A local National Trust

18 11 2008

Fiona Reynolds speaks this morning about the curious dichotomy that is the strength, a local treasure looked after by a National Organisation. Last night after dinner Ellen MacArthur spoke about sustainability. And Fiona today talks about how for an organisation like he, sustainability is the only option. She talks about how we should use renewable resources.

She reminds us that some years ago (when I started) the big issue was “20% net gain”, which was the need to make a “profit” or operating contribution of 20% of turnover. She wonders whether now, we should have a carbon net gain. Part of the way to to that might be to become even more local.





A vision for the future

17 11 2008

Simon Murray is our Director of Operations. He’s talking now about putting properties at the heart of everything we do, and strengthing the operational line, that is to say the cline from the properties themeselvestjrough the property managers, area managers, regional directors, and Simon himself, to Fiona Reynolds, the Director General.

He thinks the functions (Enterprises, Conservation, my own department) feel accountable for the delivery on the ground. But, he reminds us, they are not. Yet property managers still feel they are being made to deliver everyone else’s objectives.

If stretching targets (for example 75% visitors find their visit very enjoyable, rather than 55%) are required they will want, need, demand, functional advice.

If you delegate power to properties, you need to reduce all the guidelines to an absolute minimum.

He talks if the property manager coming into a Dragon’s Den of functional advisors. S/he comes with with their ideas if how to support the strategy, and seeks the function’s support. If the plans are good enough the he gets guaranteed funding for three years (or whatever) and then is let off the leash.

He also says there are too many projects, not enough little and often funding for continual improvement.

Sounds good, it does to me, and it’s the way I’ve been thinking since the talk about General Managers started.
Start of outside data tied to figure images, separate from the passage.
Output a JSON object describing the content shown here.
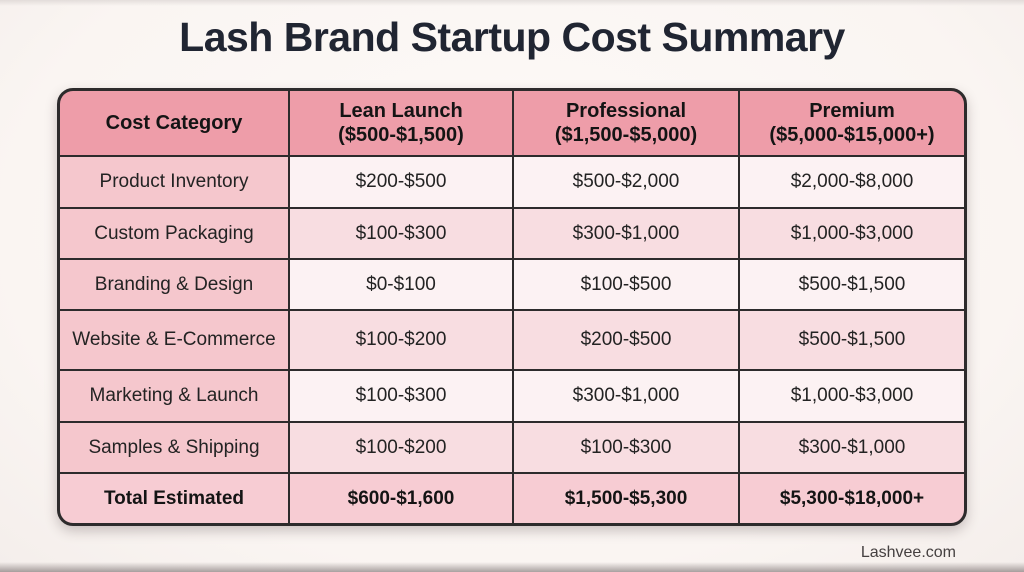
{
  "footer": {
    "text": "Lashvee.com"
  },
  "colors": {
    "header_pink": "#ee9da9",
    "category_pink": "#f5c7cd",
    "row_light": "#fcf2f3",
    "row_shaded": "#f8dde1",
    "total_pink": "#f7ccd3",
    "grid_border": "#2d2b2c",
    "title_text": "#202532",
    "page_background": "#fbf7f4"
  },
  "chart_data": {
    "type": "table",
    "title": "Lash Brand Startup Cost Summary",
    "headers": [
      {
        "label": "Cost Category",
        "range": ""
      },
      {
        "label": "Lean Launch",
        "range": "($500-$1,500)"
      },
      {
        "label": "Professional",
        "range": "($1,500-$5,000)"
      },
      {
        "label": "Premium",
        "range": "($5,000-$15,000+)"
      }
    ],
    "rows": [
      [
        "Product Inventory",
        "$200-$500",
        "$500-$2,000",
        "$2,000-$8,000"
      ],
      [
        "Custom Packaging",
        "$100-$300",
        "$300-$1,000",
        "$1,000-$3,000"
      ],
      [
        "Branding & Design",
        "$0-$100",
        "$100-$500",
        "$500-$1,500"
      ],
      [
        "Website & E-Commerce",
        "$100-$200",
        "$200-$500",
        "$500-$1,500"
      ],
      [
        "Marketing & Launch",
        "$100-$300",
        "$300-$1,000",
        "$1,000-$3,000"
      ],
      [
        "Samples & Shipping",
        "$100-$200",
        "$100-$300",
        "$300-$1,000"
      ]
    ],
    "total_row": [
      "Total Estimated",
      "$600-$1,600",
      "$1,500-$5,300",
      "$5,300-$18,000+"
    ]
  }
}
I’m glad, because it suggests I’ve been moving my own team in the right direction.

There’s a challenge, discussed afterwards, about how properties might be rewarded for acheiving those stretching targets. And how complicated must that reward structure be, when four out of five places don’t generate a surplus? If it is too complicated it becomes another layer of burocracy.

One property manager asks what happens to their head of department, for example Visitor Services Managers at properties. Ideally the General Managers should have the freedom to spend their wages budget where it suits the property best. But there is also of course the current economic climate to consider.

I think another question sums it up: as we go forward we’ll be making it up as we go along.





Leadership Conference

17 11 2008

Arrived late for the conference, so we listened to the end of Fiona’s speech before our new Chairman, Simon Jenkins, got up to speak.

Simon started by talking about why he took the job. And right now he’s making us feel good by comparing us favourably to English Heritage. Almost all things to almost all men and women, he says, balancing the high art with the working farm. He senses moving from an era of protecting and preserving places for the nation, to one where we are almst handing the places over to the nation, engaging people in the work so much that we should almost put places at risk.

Now his knocking us off our pedestals, telling us that we present our houses to art historians, while people actually want to know what it’s like to live in the house. We should treat our houses like we treat our industrial heritage. Putting the houses to work: “if it’s a dining room, people should eat in it”.

He says we shouln’t shy away from controversy, but we should be carefull. We should respect the diverse views of our members, embrace those diverse views, not alienate the members that hold them.

His last point is about beaurocracy, and quotes Adam Nicholson saying “is the Trust slow because it’s big, or big because it’s slow?” He is shocked by the quality of the language in internal papers, too full of the jargon of large organizations.

He is followed by Peter Nixon. He onteiduces the theme of the conference, Conservation. He talks about it being the the carefull managementnif change, and highlights the uncertainty of the current times. He would like all staff to feel that conservation us their objective, not just the remit if the conservation department.

He mentions the controversy over Erddig, and talks about the lessons learned from that controversy. Especially, not assuming that if every who comes to meetings agrees, that everyone in the community also agrees.

He goes on to talk about how conservation (and other) advisors need to be supportive, to be realistic, to be positive and to be aware that the advice they give will have an impact beyond the specific area they are looking at, and beyond the properties too.

Interestingly he says it’s no longer acceptable that when there’s a irreconsillable conflict between access and and conservation, then conservation will prevail. Instead, he says, the irreconsillable has to be reconcilled.